Selon l’article 10 de la Loi sur l’activité physique et le sport (L.C. 2003, c. 2), le Centre a pour mission de fournir à la communauté sportive un service pancanadien de règlement extrajudiciaire des différends sportifs ainsi qu’une expertise et une assistance en la matière.

Au printemps dernier, un de ses arbitres a entendu l’appel d’une décision de Karaté Canada de ne pas inclure Maude L’Écuyer-Lafleur dans l’équipe canadienne participant aux Championnats panaméricains séniors qui allaient se tenir en Équateur, du 13 au 15 mai dernier, parce qu’elle n’avait pas répondu à la demande de confirmation de sa participation.

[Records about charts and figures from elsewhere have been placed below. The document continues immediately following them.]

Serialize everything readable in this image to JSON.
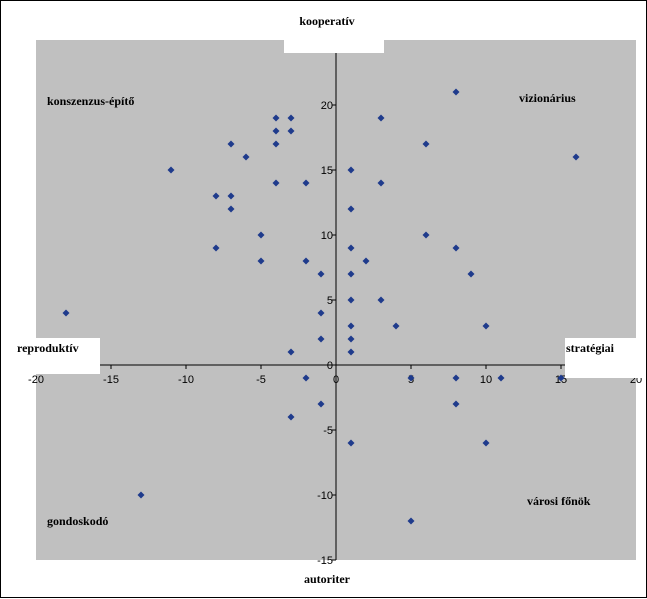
{
  "chart_data": {
    "type": "scatter",
    "title": "",
    "xlabel": "",
    "ylabel": "",
    "xlim": [
      -20,
      20
    ],
    "ylim": [
      -15,
      25
    ],
    "x_ticks": [
      -20,
      -15,
      -10,
      -5,
      0,
      5,
      10,
      15,
      20
    ],
    "y_ticks": [
      -15,
      -10,
      -5,
      0,
      5,
      10,
      15,
      20
    ],
    "x_tick_labels": [
      "-20",
      "-15",
      "-10",
      "-5",
      "0",
      "5",
      "10",
      "15",
      "20"
    ],
    "y_tick_labels": [
      "-15",
      "-10",
      "-5",
      "0",
      "5",
      "10",
      "15",
      "20"
    ],
    "grid": false,
    "plot_background": "#c0c0c0",
    "marker_color": "#1f3b8c",
    "axis_labels": {
      "top": "kooperatív",
      "bottom": "autoriter",
      "left": "reproduktív",
      "right": "stratégiai"
    },
    "quadrant_labels": {
      "top_left": "konszenzus-építő",
      "top_right": "vizionárius",
      "bottom_left": "gondoskodó",
      "bottom_right": "városi főnök"
    },
    "points": [
      {
        "x": -18,
        "y": 4
      },
      {
        "x": -13,
        "y": -10
      },
      {
        "x": -11,
        "y": 15
      },
      {
        "x": -8,
        "y": 13
      },
      {
        "x": -8,
        "y": 9
      },
      {
        "x": -7,
        "y": 17
      },
      {
        "x": -7,
        "y": 13
      },
      {
        "x": -7,
        "y": 12
      },
      {
        "x": -6,
        "y": 16
      },
      {
        "x": -5,
        "y": 10
      },
      {
        "x": -5,
        "y": 8
      },
      {
        "x": -4,
        "y": 19
      },
      {
        "x": -4,
        "y": 18
      },
      {
        "x": -4,
        "y": 17
      },
      {
        "x": -4,
        "y": 14
      },
      {
        "x": -3,
        "y": 19
      },
      {
        "x": -3,
        "y": 18
      },
      {
        "x": -3,
        "y": 1
      },
      {
        "x": -3,
        "y": -4
      },
      {
        "x": -2,
        "y": 14
      },
      {
        "x": -2,
        "y": 8
      },
      {
        "x": -2,
        "y": -1
      },
      {
        "x": -1,
        "y": 7
      },
      {
        "x": -1,
        "y": 4
      },
      {
        "x": -1,
        "y": 2
      },
      {
        "x": -1,
        "y": -3
      },
      {
        "x": 1,
        "y": 15
      },
      {
        "x": 1,
        "y": 12
      },
      {
        "x": 1,
        "y": 9
      },
      {
        "x": 1,
        "y": 7
      },
      {
        "x": 1,
        "y": 5
      },
      {
        "x": 1,
        "y": 3
      },
      {
        "x": 1,
        "y": 2
      },
      {
        "x": 1,
        "y": 1
      },
      {
        "x": 1,
        "y": -6
      },
      {
        "x": 2,
        "y": 8
      },
      {
        "x": 3,
        "y": 19
      },
      {
        "x": 3,
        "y": 14
      },
      {
        "x": 3,
        "y": 5
      },
      {
        "x": 4,
        "y": 3
      },
      {
        "x": 5,
        "y": -1
      },
      {
        "x": 5,
        "y": -12
      },
      {
        "x": 6,
        "y": 17
      },
      {
        "x": 6,
        "y": 10
      },
      {
        "x": 8,
        "y": 21
      },
      {
        "x": 8,
        "y": 9
      },
      {
        "x": 8,
        "y": -1
      },
      {
        "x": 8,
        "y": -3
      },
      {
        "x": 9,
        "y": 7
      },
      {
        "x": 10,
        "y": 3
      },
      {
        "x": 10,
        "y": -6
      },
      {
        "x": 11,
        "y": -1
      },
      {
        "x": 15,
        "y": -1
      },
      {
        "x": 16,
        "y": 16
      }
    ]
  }
}
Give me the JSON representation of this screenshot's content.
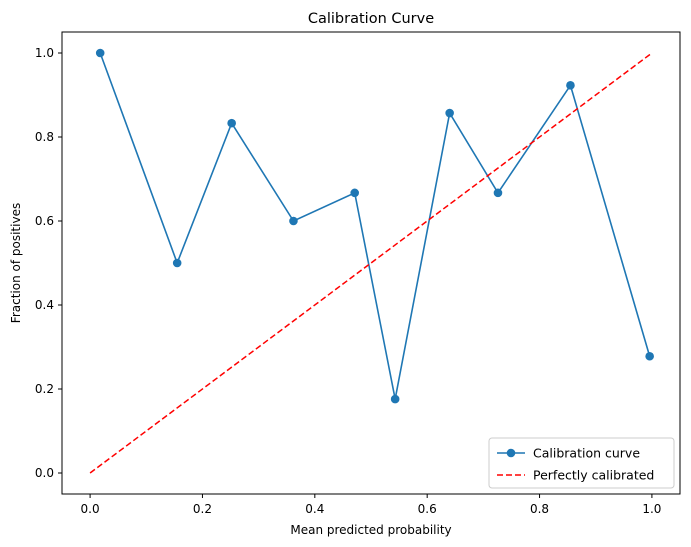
{
  "chart_data": {
    "type": "line",
    "title": "Calibration Curve",
    "xlabel": "Mean predicted probability",
    "ylabel": "Fraction of positives",
    "xlim": [
      -0.05,
      1.05
    ],
    "ylim": [
      -0.05,
      1.05
    ],
    "x_ticks": [
      0.0,
      0.2,
      0.4,
      0.6,
      0.8,
      1.0
    ],
    "y_ticks": [
      0.0,
      0.2,
      0.4,
      0.6,
      0.8,
      1.0
    ],
    "x_tick_labels": [
      "0.0",
      "0.2",
      "0.4",
      "0.6",
      "0.8",
      "1.0"
    ],
    "y_tick_labels": [
      "0.0",
      "0.2",
      "0.4",
      "0.6",
      "0.8",
      "1.0"
    ],
    "grid": false,
    "legend_position": "lower-right",
    "series": [
      {
        "name": "Calibration curve",
        "style": "solid line with circle markers",
        "color": "#1f77b4",
        "x": [
          0.018,
          0.155,
          0.252,
          0.362,
          0.471,
          0.543,
          0.64,
          0.726,
          0.855,
          0.996
        ],
        "y": [
          1.0,
          0.5,
          0.833,
          0.6,
          0.667,
          0.176,
          0.857,
          0.667,
          0.923,
          0.278
        ]
      },
      {
        "name": "Perfectly calibrated",
        "style": "dashed line",
        "color": "#ff0000",
        "x": [
          0.0,
          1.0
        ],
        "y": [
          0.0,
          1.0
        ]
      }
    ]
  }
}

Karaté Canada est une corporation constituée en vertu de la Partie II de la Loi sur les corporations canadiennes dans le but de représenter et regrouper les activités associées à la promotion, l’organisation, la réglementation et la popularisation du sport du karaté au Canada ainsi que de protéger la santé physique et émotionnelle des athlètes et de promouvoir les intérêts du karaté au Canada.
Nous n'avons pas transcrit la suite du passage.